ISBN10: 0486443450 | ISBN13: 9780486443454

Page count: 236

"Of creators of cosmic fear raised to its most artistic pitch, few can hope to equal Arthur Machen."--H. P. Lovecraft
Arthur Machen (1863-1947), Welsh novelist and essayist, is considered one of the most important and influential writers of his time. While displaying a preoccupation with pagan themes and matters of the occult (an interest he shared with his close friend, the distinguished scholar A. E. Waite), his writing transcends the genre of supernatural horror. Oscar Wilde, W. B. Yeats, Sir Arthur Conan Doyle, as well as Paul Bowles and Jorge Luis Borges are just a few of the literary notables who are counted among his admirers. Machen is also a key figure in the development of pulp magazine fiction (e.g, Weird Tales), a line of ancestry that leads directly to today's popular graphic novels. Further, Machen's name often crops up in the writings of theorists and practitioners of psychogeography, a school of thought and literature which explores the hidden links between the landscape and the mind.
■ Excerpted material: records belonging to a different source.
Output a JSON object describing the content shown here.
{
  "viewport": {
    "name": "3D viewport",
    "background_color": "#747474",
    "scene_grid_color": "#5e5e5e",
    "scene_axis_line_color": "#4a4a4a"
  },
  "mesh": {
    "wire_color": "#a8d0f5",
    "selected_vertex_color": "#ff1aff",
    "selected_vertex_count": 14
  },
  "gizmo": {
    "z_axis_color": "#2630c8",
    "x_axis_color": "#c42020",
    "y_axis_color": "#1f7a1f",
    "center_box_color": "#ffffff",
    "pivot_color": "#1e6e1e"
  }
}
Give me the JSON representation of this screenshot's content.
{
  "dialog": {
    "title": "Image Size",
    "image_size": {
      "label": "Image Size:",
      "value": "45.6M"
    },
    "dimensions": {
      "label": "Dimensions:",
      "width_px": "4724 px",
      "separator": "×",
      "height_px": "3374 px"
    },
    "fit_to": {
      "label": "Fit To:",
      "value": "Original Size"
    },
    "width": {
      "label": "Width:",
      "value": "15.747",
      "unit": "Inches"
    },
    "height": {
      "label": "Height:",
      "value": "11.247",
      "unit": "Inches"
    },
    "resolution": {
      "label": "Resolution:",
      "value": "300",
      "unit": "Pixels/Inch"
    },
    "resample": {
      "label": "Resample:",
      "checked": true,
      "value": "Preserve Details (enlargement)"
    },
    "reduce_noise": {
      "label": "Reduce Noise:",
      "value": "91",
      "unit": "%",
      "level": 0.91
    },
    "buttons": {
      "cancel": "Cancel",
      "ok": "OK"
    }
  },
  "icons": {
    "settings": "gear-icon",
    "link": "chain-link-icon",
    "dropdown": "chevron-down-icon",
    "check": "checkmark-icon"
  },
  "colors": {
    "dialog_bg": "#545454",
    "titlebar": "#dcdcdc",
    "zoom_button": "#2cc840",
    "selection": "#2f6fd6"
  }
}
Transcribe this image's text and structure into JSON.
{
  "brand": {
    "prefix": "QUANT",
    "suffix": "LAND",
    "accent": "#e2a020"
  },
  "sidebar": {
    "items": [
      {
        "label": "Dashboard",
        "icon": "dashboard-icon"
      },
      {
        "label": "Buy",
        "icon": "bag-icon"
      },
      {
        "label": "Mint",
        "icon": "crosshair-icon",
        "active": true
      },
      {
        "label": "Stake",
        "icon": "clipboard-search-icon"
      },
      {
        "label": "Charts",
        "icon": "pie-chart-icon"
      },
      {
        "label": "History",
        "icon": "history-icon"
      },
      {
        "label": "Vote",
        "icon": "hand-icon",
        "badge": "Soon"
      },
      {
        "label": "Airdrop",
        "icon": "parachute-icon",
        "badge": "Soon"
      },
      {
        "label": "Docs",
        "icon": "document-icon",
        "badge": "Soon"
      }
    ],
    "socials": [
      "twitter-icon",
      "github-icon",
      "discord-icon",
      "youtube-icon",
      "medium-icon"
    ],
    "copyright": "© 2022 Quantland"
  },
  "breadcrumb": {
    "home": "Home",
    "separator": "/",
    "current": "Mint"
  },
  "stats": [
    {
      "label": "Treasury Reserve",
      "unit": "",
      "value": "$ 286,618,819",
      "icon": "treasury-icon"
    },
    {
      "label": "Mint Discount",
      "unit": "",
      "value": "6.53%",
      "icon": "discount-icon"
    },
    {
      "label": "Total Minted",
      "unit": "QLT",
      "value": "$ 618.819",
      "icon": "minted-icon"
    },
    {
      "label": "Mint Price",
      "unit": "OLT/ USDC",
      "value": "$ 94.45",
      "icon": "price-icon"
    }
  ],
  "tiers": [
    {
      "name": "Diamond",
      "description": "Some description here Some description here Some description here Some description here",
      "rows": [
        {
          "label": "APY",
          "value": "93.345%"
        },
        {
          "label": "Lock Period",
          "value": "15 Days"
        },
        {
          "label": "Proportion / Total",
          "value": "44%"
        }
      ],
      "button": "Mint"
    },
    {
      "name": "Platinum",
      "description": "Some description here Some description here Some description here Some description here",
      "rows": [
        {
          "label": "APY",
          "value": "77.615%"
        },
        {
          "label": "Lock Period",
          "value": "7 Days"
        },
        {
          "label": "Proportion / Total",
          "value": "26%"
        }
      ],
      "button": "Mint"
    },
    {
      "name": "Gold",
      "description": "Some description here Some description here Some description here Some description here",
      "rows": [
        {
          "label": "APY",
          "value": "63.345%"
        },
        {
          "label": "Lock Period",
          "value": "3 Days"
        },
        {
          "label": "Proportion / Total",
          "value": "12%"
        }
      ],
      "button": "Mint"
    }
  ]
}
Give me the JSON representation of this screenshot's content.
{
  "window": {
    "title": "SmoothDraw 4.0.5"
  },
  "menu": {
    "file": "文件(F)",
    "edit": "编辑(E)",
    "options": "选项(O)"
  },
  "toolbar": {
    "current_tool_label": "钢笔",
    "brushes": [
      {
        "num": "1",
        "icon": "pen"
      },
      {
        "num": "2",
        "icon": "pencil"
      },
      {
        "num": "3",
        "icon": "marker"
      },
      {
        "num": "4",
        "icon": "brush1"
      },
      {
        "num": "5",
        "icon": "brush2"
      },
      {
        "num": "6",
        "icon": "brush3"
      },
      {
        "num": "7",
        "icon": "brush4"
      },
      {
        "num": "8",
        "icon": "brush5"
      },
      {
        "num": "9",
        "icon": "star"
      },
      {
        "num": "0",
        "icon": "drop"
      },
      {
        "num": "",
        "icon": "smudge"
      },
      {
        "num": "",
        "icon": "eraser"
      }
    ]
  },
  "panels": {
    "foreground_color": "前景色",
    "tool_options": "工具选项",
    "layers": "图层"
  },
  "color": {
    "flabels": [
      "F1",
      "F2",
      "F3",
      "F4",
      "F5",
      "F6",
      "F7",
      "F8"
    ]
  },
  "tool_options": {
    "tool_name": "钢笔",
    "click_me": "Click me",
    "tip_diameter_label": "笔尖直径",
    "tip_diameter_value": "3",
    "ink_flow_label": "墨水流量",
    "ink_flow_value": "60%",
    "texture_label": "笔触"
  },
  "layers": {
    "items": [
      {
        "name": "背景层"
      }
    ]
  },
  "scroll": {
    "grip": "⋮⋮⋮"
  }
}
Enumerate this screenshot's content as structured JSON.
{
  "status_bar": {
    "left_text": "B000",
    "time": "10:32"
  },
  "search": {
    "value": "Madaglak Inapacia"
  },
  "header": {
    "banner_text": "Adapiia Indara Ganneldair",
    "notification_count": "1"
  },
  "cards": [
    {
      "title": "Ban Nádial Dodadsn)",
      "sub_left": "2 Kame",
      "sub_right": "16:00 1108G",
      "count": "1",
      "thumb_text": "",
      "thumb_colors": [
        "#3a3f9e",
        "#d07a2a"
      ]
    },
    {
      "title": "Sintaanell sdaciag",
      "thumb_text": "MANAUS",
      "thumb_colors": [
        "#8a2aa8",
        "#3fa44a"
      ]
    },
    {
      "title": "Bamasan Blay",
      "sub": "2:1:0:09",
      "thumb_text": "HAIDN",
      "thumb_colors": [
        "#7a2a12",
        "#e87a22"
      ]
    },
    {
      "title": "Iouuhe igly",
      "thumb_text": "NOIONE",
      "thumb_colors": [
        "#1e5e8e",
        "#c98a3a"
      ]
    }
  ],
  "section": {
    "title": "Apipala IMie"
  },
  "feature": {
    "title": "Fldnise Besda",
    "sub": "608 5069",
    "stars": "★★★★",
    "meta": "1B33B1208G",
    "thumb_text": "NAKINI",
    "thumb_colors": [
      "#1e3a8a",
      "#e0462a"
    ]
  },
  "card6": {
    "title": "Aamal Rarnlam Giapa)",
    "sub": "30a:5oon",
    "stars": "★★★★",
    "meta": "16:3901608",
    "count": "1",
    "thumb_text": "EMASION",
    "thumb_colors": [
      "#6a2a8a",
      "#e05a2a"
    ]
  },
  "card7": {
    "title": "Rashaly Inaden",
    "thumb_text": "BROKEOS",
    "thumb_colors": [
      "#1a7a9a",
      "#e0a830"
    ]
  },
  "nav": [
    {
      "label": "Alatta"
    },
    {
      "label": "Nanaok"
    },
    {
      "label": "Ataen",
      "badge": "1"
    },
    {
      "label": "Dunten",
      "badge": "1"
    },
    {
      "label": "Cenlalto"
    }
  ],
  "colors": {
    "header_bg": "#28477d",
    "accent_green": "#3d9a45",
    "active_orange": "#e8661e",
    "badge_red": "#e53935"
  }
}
In The Great God Pan, Arthur Machen delivers a tense atmospheric story about a string of mysterious suicides. With its suggestive visions of decadent sexuality, the work scandalized Victorian London. Lyrical and introspective, The Hill of Dreams established Machen as one of the great prose masters of the language. As a penetrating portrayal of the accursed artist, redolent with soulful longing and genteel decay, it ranks as a landmark work in English literature.